Closed anatoliykmetyuk closed 9 years ago

anatoliykmetyuk commented 9 years ago

Consider the following script:

  def script live = (
    if (false) then ({println("Hello")})
    {println("World")}
  )

An expected and intuitive behaviour would be an output "World". However, nothing is outputted, since println("World") is also considered to be an operand of then. Same thing happens in case of else:

  def script live = (
    if (false) then ({println("Hello")}) else ({println("Not hello")})
    {println("World")}
  )

Here, println("World") is referred to else.

One workaround is to place a semicolon after the if-then-else statement. A semicolon has higher priority then spaces and does the right thing here:

  def script live = (
    if (false) then ({println("Hello")}) else ({println("Not hello")});
    {println("World")}
  )

Another workaround is to enclose the if-then-else statement into parentheses, which will also do the proper prioritization:

  def script live = (
    (if (true) then ({println("Hello")}) else ({println("Not hello")}))
    {println("World")}
  )

I don't know whether it was intended to work so or maybe it is a bug. But it results in a very unintuitive behaviour and produces errors which are hard to trace. An intuitive behaviour would be to execute just only one operand after then and just one operand after else, not all the operands left in this n-ary operator. In case if many operands need to be executed, one can enclose them in parentheses so that the compiler would treat them as a single operand. This is more intuitive - both for people and for the compiler.

AndreVanDelft commented 9 years ago

It used to be different. A few months ago I changed the priority of if-then-else to make it more compatible with Scala expressions. E.g.,

if (test) a else b+c

would in Scala be parsed as

if (test) a else (b+c)

but SubScript tookit as

(if (test) a else b) + c

So a few months ago that has been changed. SubScript's whitespace separator has even a higher priority than n-ary operators such as "+". A space and a tab are whitespace, but also a newline. This is somewhat confusing, as this issue report shows. Maybe it is even unnecessary. Scala newlines may become inferred semicolons. It could be a good idea to do the same for SubScript.

I think if we do not see strange surprises in the current code, that would result from treating spaces and newlines differently, then we should IMO make this change.

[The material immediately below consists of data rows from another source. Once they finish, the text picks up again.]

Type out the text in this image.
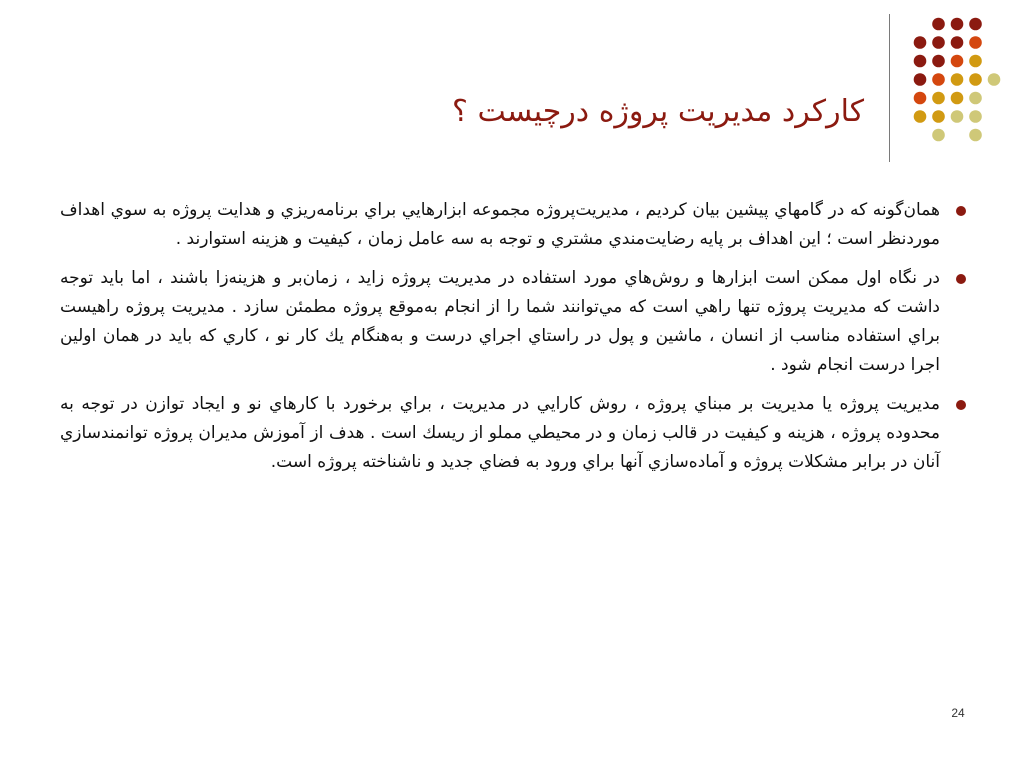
کارکرد مديريت پروژه درچيست ؟
همان‌گونه که در گامهاي پيشين بيان کرديم ، مديريت‌پروژه مجموعه ابزارهايي براي برنامه‌ريزي و هدايت پروژه به سوي اهداف موردنظر است ؛ اين اهداف بر پايه رضايت‌مندي مشتري و توجه به سه عامل زمان ، کيفيت و هزينه استوارند .
در نگاه اول ممکن است ابزارها و روش‌هاي مورد استفاده در مديريت پروژه زايد ، زمان‌بر و هزينه‌زا باشند ، اما بايد توجه داشت که مديريت پروژه تنها راهي است که مي‌توانند شما را از انجام به‌موقع پروژه مطمئن سازد . مديريت پروژه راهيست براي استفاده مناسب از انسان ، ماشين و پول در راستاي اجراي درست و به‌هنگام يك كار نو ، كاري كه بايد در همان اولين اجرا درست انجام شود .
مديريت پروژه يا مديريت بر مبناي پروژه ، روش كارايي در مديريت ، براي برخورد با كارهاي نو و ايجاد توازن در توجه به محدوده پروژه ، هزينه و كيفيت در قالب زمان و در محيطي مملو از ريسك است . هدف از آموزش مديران پروژه توانمندسازي آنان در برابر مشكلات پروژه و آماده‌سازي آنها براي ورود به فضاي جديد و ناشناخته پروژه است.
24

AndreVanDelft commented 9 years ago

I have implemented the changes that I announced in the previous message. Now the semicolon inference and priorities of semicolons, if-then-else and 'normal' expressions have priorities that are much similar to those of Scala.

There are two main differences:

p =;+ a b
       c d
       e f

is shorthand for

p = a b
   +  c d
   +  e f
p =+ a b c d e f

is shorthand for

p = a + b + c + d + e + f

In plain Scala white space may introduce infix method calls and their parameters, as in 1 to 10.